DisastersTents provide disaster victims with shelter – and a measure of privacy
A charity called ShelterBox gives out tents and other essential equipment to victims of war and natural disasters around the world; the lightweight tents the charity provides can withstand winds of up to sixty-two miles per hour; the charity also provides thermal blankets, stoves, pans, utensils, tool-kits, and even crayons for children
ShadowBox tents provide shelter and privacy with quick response // Source: shsu.edu
Sallie Buck knew of the devastation that hit Chile in 2010 after an earthquake and a tsunami left the country in shambles, but when she saw it firsthand, it was a whole new experience.
“I’d never witnessed anything like it in my life,” Buck told theTelegraph. “There was an area that looked like a big beach but, actually, there used to be houses there. A lady told me that, early in the morning, a big wave had come and engulfed her house. So, I asked: ‘Where is your house now?’ And about 100 meters down the beach was this pile of plywood. That was her house.

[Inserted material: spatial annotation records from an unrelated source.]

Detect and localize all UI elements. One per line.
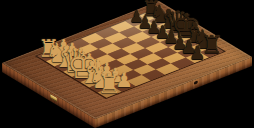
chess-board xyxy=(2,1,252,119)
board-frame xyxy=(2,1,252,119)
latch-dot-icon xyxy=(194,80,198,85)
chess-set-photo: ♜♞♝♛♚♝♞♜♟♟♟♟♟♟♟♟♟♟♟♟♟♟♟♟♜♞♝♛♚♝♞♜ xyxy=(0,0,254,128)
brass-hinge-icon xyxy=(50,94,57,102)
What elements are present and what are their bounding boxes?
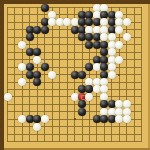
star-point xyxy=(118,74,120,76)
black-stone xyxy=(41,63,49,71)
white-stone xyxy=(115,41,123,49)
white-stone xyxy=(123,18,131,26)
black-stone xyxy=(41,26,49,34)
grid-line-vertical xyxy=(134,7,135,142)
grid-line-horizontal xyxy=(7,82,142,83)
grid-line-horizontal xyxy=(7,126,142,127)
black-stone xyxy=(26,33,34,41)
white-stone xyxy=(18,78,26,86)
black-stone xyxy=(41,4,49,12)
white-stone xyxy=(18,41,26,49)
board-edge-bottom xyxy=(0,148,150,150)
white-stone xyxy=(41,115,49,123)
white-stone xyxy=(123,115,131,123)
black-stone xyxy=(26,63,34,71)
white-stone xyxy=(33,123,41,131)
grid-line-horizontal xyxy=(7,134,142,135)
black-stone xyxy=(33,48,41,56)
white-stone xyxy=(123,33,131,41)
white-stone xyxy=(48,18,56,26)
star-point xyxy=(74,118,76,120)
grid-line-vertical xyxy=(141,7,142,142)
board-frame-left xyxy=(0,0,4,150)
white-stone xyxy=(115,56,123,64)
board-frame-top xyxy=(0,0,150,4)
go-game-screenshot xyxy=(0,0,150,150)
grid-line-horizontal xyxy=(7,141,142,142)
white-stone xyxy=(108,71,116,79)
board-edge-right xyxy=(148,0,150,150)
go-board[interactable] xyxy=(0,0,150,150)
white-stone xyxy=(63,18,71,26)
white-stone xyxy=(115,26,123,34)
grid-line-horizontal xyxy=(7,89,142,90)
black-stone xyxy=(78,71,86,79)
white-stone xyxy=(85,93,93,101)
black-stone xyxy=(33,78,41,86)
white-stone xyxy=(108,48,116,56)
white-stone xyxy=(4,93,12,101)
black-stone xyxy=(78,108,86,116)
white-stone xyxy=(108,63,116,71)
white-stone xyxy=(48,71,56,79)
white-stone xyxy=(33,56,41,64)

“All that remained were two rows of flowers that used to lead up to her front door.”
At the time Buck, a nurse practitioner, was doing light work for a charity called ShelterBox, an organization that gives out tents and other essential equipment to victims of war and natural disasters.
ShelterBox is still a largely unknown charity. The lightweight tents the charity provides can withstand winds of up to sixty-two miles per hour. The charity also provides thermal blankets, stoves, pans, utensils, tool-kits, and even crayons for children.
When Buck realized she was needed in Chile, it did not take her long to get ready for the task.
“There was no time to dwell on the terrible things we were seeing,” Buck told the Telegraph. “Afterwards, of course, you think, ‘My God that was awful’, but at the time you just get on with it and do as much as you can.”
In the following weeks, Buck and other members of ShelterBox delivered equipment in 400 of the charity’s trademark green boxes to remote communities in Chile. Each box weighed 120 pounds making it difficult at times to get the boxes to those who needed it most.
“A Chilean charity and local Rotarians provided us with drivers and translators, and we used whatever we could to deliver the boxes – lorries, sprinter vans, flatbed trucks,” Buck told the Telegraph. “Every time the road wasn’t passable, we found another way around.”
For some people the sight of ShelterBox members coming to help was as shocking as the sight of their homes being gone after the earthquake and tsunami caused.
“I remember one elderly couple whose house had been flattened; the only thing left standing was their kitchen,” Buck said. “They must have been in their eighties and had been sleeping out in the open.